Ton album mêle des rythmes électro, des percussions d’Afrique de l’Ouest et du Moyen-Orient, ainsi que du chant en français. Comment as-tu construit cette identité musicale métissée ?
Je ne cherche pas à faire du métissage pour le principe. Je laisse les musiques que j’aime me traverser, dialoguer entre elles – parfois sans moi… C’est un tissage inconscient entre mes colères, mes élans, mes héritages aussi. L’électronique me permet de modeler, de diffracter les sons ; les percussions les ramènent à la terre, au souffle. Le chant permet les mots, et donc la poésie. Je travaille comme une passeuse : je tends l’oreille, je tends la main, j’essaie de ne pas figer.

Il est souvent question d’héritage, de mémoire, et de réconciliation dans tes morceaux. Quelle place ton histoire familiale a-t-elle tenue dans l’écriture de Poèmes Pulvérisés ?
C’est un fil souterrain. Il y a ce que j’ai reçu consciemment, des silences, des absences, des figures trop grandes ou trop fragiles, et ce qui m’a traversée malgré moi. J’ai une histoire assez complexe mais riche qui m’a conduite du Mesnil sur Oger dans la Marne, à Niamey au Niger.
Ton travail brouille les frontières entre les genres musicaux, mais aussi entre les identités. Penses-tu que la musique peut être un outil de décolonisation, intime ou collective ?
Oui je le pense, dans une certaine mesure, la musique peut court-circuiter les assignations, les héritages trop lourds, les récits figés. Elle peut nous redonner le droit de circuler, de mélanger, de rêver. Quand je fais dialoguer une derbouka avec une boîte à rythmes, ou quand j’utilise ma voix dans une langue qui n’est pas la mienne, je prends un risque. Mais je reprends aussi un pouvoir. Celui de m’inventer autrement. C’est une décolonisation du sensible. Une façon d’ouvrir les possibles, sans demander la permission.
Il y a une tension dans l’album entre des sons très organiques et une production électronique presque mystique. Comment as-tu pensé cette dualité ?
L’idée de pulvérisation a vraiment été un cap esthétique. Je cherche une forme de transe contemporaine, une poésie éclatée. Ce que je veux faire entendre, c’est un monde en transformation, instable, mais vibrant. Jean-Sylvain le Gouic avec qui j’ai de nouveau collaboré sur l’album, a très bien compris cette guidance du “poème pulvérisé”.
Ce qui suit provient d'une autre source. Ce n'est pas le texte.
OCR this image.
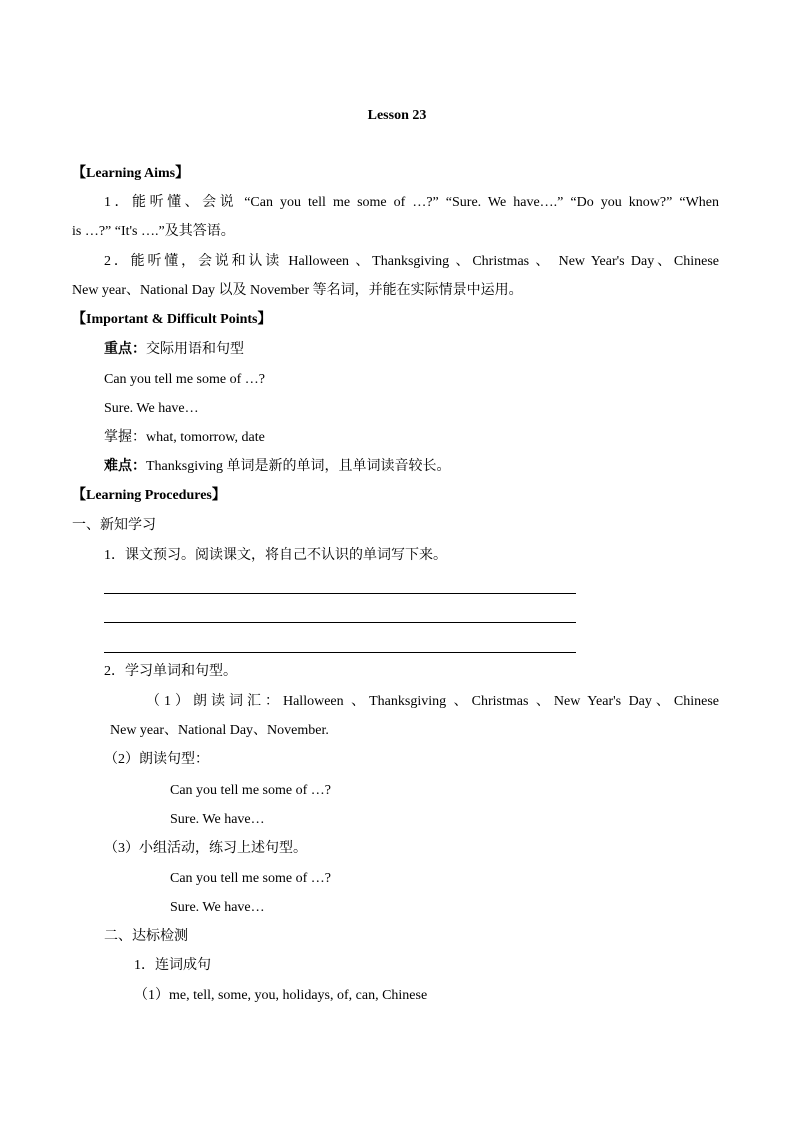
Lesson 23
【Learning Aims】
1．能听懂、会说 “Can you tell me some of …?” “Sure. We have….” “Do you know?” “When
is …?” “It's ….”及其答语。
2．能听懂，会说和认读 Halloween 、Thanksgiving 、Christmas 、 New Year's Day、Chinese
New year、National Day 以及 November 等名词，并能在实际情景中运用。
【Important & Difficult Points】
重点：交际用语和句型
Can you tell me some of …?
Sure. We have…
掌握：what, tomorrow, date
难点：Thanksgiving 单词是新的单词，且单词读音较长。
【Learning Procedures】
一、新知学习
1．课文预习。阅读课文，将自己不认识的单词写下来。
2．学习单词和句型。
（1）朗读词汇：Halloween 、Thanksgiving 、Christmas 、New Year's Day、Chinese
New year、National Day、November.
（2）朗读句型：
Can you tell me some of …?
Sure. We have…
（3）小组活动，练习上述句型。
Can you tell me some of …?
Sure. We have…
二、达标检测
1．连词成句
（1）me, tell, some, you, holidays, of, can, Chinese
Tu sembles faire dialoguer les blessures et les puissances, à travers la voix, les rythmes et les silences. Quel message aurais-tu envie de faire passer aux jeunes artistes en quête d’une voix hybride, comme la tienne ?
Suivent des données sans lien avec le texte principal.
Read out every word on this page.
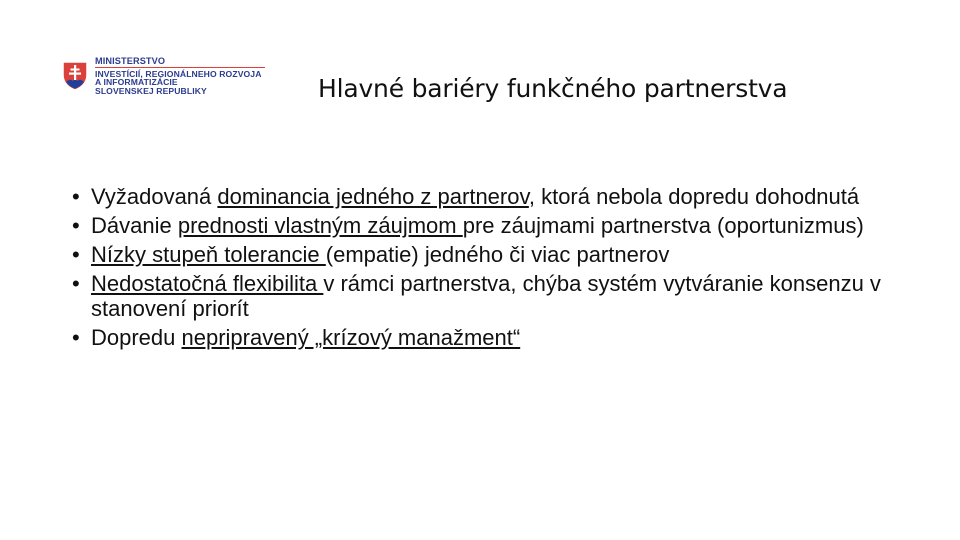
MINISTERSTVO
INVESTÍCIÍ, REGIONÁLNEHO ROZVOJA
A INFORMATIZÁCIE
SLOVENSKEJ REPUBLIKY	Hlavné bariéry funkčného partnerstva
• Vyžadovaná dominancia jedného z partnerov, ktorá nebola dopredu dohodnutá
• Dávanie prednosti vlastným záujmom pre záujmami partnerstva (oportunizmus)
• Nízky stupeň tolerancie (empatie) jedného či viac partnerov
• Nedostatočná flexibilita v rámci partnerstva, chýba systém vytváranie konsenzu v stanovení priorít
• Dopredu nepripravený „krízový manažment“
Je leur dis que la singularité est une force. À l’heure où les machines savent composer comme nous, il faut leur laisser le copier-coller et garder pour nous ce qui déraille, ce qui tremble.
On n’a pas besoin d’être “comme”. On a besoin d’être intense, traversé·e, sincère. Et puis, ne pas avoir peur de se contredire. De chercher. D’ouvrir des brèches.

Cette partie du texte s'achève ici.